Why do you need robots.txt?

There is a number of reasons to use a robots.txt file.

  • When our site is in development mode and some of the parts or pages are still under construction.
  • We have few directories or files which we want to keep private for some reasons like drafted designs or experimental data.
  • Disallowing search engines from indexing certain files on your website (images, PDFs, etc.)

But any misconfiguration in the robots.txt file can result in a total loss.! It can be very risky if you accidentally disallow Googlebot from crawling and indexing your entire site. Be aware of the rule set and make sure you are not making any mistakes.

About Robots.txt

Search engines have web robots which frequently crawl the web. A robots.txt file simply instructs to web robots, search engine spider or searchbot about the directories and pages of a website that whether they are allowed to crawl the certain areas or files of a website.

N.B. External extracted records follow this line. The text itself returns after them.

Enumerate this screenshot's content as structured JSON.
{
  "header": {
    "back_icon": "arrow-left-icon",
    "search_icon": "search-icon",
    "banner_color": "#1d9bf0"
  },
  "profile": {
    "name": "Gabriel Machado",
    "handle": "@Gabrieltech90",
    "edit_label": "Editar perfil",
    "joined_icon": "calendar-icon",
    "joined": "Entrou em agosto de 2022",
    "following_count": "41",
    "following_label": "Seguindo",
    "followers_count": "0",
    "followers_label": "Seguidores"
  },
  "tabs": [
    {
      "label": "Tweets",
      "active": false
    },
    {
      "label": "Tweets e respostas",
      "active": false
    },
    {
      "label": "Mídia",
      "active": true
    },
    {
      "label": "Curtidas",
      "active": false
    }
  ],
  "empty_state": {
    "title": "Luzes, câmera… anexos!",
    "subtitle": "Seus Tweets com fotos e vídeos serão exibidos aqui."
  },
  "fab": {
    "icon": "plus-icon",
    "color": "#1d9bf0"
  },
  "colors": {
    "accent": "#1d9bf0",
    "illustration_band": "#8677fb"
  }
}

For example, if you do not wish your page - thank-you.html to be scanned by the web robots then you can restrict them.

User-agent: *
Disallow: /thank-you.html

How to create a robots.txt file

Creating robots.txt file is easy. Get started by opening any text editor and save with .txt extension. Now simply upload robots.txt to the root directory of your website.

User-agent directive

"User-agent:" part specifies which search engine robot you want to block. An asterisk (*) is used as a wildcard with User-agent for all search engines. So the below robots.txt code snippet will disallow all the user-agents to crawl or index the website. 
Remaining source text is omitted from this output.